Thanks to a large order from Iran booked in December, Airbus sold more airplanes than Boeing in 2016.
But Boeing built more airplanes last year, especially the higher-value large jets.
Airbus data released Wednesday reveal that the European jet maker booked a sale for 98 airplanes to Iran in December, which allowed it to outsell Boeing for the year by 63 airplanes.
In production, Airbus struggled with delays especially in the first half of 2016. But in a late push, it managed to deliver a record number of airplanes in December and just beat its target for the year, with 688 jets delivered.
Still, Boeing assembly plants here and in South Carolina last year built 60 more airplanes for a total 748.
And the gap between the two was even wider in the expensive large-jet category, where Boeing built 115 more widebody airplanes than Airbus.
A Seattle Times analysis, based on market-pricing data from aircraft-valuation firm Avitas, shows the value of Boeing’s total production outpaced its European rival by about $15 billion, or one-third more than Airbus’ deliveries.

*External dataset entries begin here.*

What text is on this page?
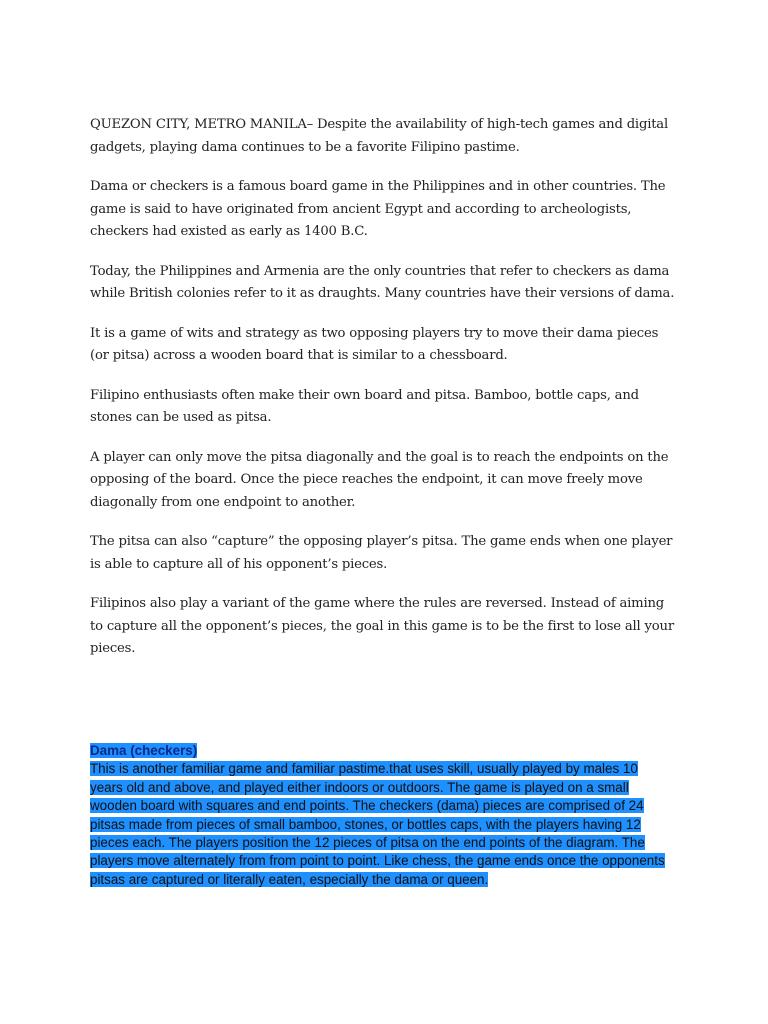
QUEZON CITY, METRO MANILA– Despite the availability of high-tech games and digital gadgets, playing dama continues to be a favorite Filipino pastime.

Dama or checkers is a famous board game in the Philippines and in other countries. The game is said to have originated from ancient Egypt and according to archeologists, checkers had existed as early as 1400 B.C.

Today, the Philippines and Armenia are the only countries that refer to checkers as dama while British colonies refer to it as draughts. Many countries have their versions of dama.

It is a game of wits and strategy as two opposing players try to move their dama pieces (or pitsa) across a wooden board that is similar to a chessboard.

Filipino enthusiasts often make their own board and pitsa. Bamboo, bottle caps, and stones can be used as pitsa.

A player can only move the pitsa diagonally and the goal is to reach the endpoints on the opposing of the board. Once the piece reaches the endpoint, it can move freely move diagonally from one endpoint to another.

The pitsa can also “capture” the opposing player’s pitsa. The game ends when one player is able to capture all of his opponent’s pieces.

Filipinos also play a variant of the game where the rules are reversed. Instead of aiming to capture all the opponent’s pieces, the goal in this game is to be the first to lose all your pieces.

Dama (checkers)
This is another familiar game and familiar pastime.that uses skill, usually played by males 10 years old and above, and played either indoors or outdoors. The game is played on a small wooden board with squares and end points. The checkers (dama) pieces are comprised of 24 pitsas made from pieces of small bamboo, stones, or bottles caps, with the players having 12 pieces each. The players position the 12 pieces of pitsa on the end points of the diagram. The players move alternately from from point to point. Like chess, the game ends once the opponents pitsas are captured or literally eaten, especially the dama or queen.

At a news conference Wednesday in Toulouse, France, Fabrice Brégier, chief executive of Airbus’ commercial-aircraft division, said the first half of 2016 was “unusually difficult from a production perspective.”
Many airplane deliveries were delayed by shortages in cabin-interior parts and the Pratt & Whitney engines for its new A320neo jets
Brégier projected that with those problems behind it, Airbus will deliver more planes this year as it ramps up A320neo and A350 production.
Airbus sales chief John Leahy promised “a new record in deliveries” in 2017.
The 2016 delivery gap preserves Boeing’s status as the world’s No. 1 plane maker for another year.
However, with the cyclical airline industry clearly past its peak, 2016 sales were well down from 2015 for both manufacturers.
Airbus sold 305 fewer jets than in 2015.
Leahy acknowledged in the news conference that the sales weakness will continue this year.
Boeing’s Iran deal
Both plane makers faced a severe sales slump in 2016, though each had the typical year-end rush of orders in December.
Boeing in December announced an agreement with Iran Air for 80 aircraft: 50 737 MAX 8s, 15 777-300ERs and 15 777-9s, valued at about $8 billion after standard discounts.
That sale has not been finalized, however, and remains in some doubt because of opposition to doing business with Iran from members of Congress and the incoming Trump administration.
Airbus’ jets contain many U.S.-made parts, which some industry experts had thought might prove a barrier to finalizing the Airbus order.
In an apparent rush to establish the Iran sale as a done deal ahead of the inauguration of the next U.S. president, Airbus also announced the delivery of the first of its jets to Iran Air, an A321 handed over Wednesday in a ceremony in Toulouse.
With Congress unlikely to want to give the European jet maker an advantage, it seems likely that Airbus’ fast-track sale and delivery may help Boeing nail down its own Iran deal.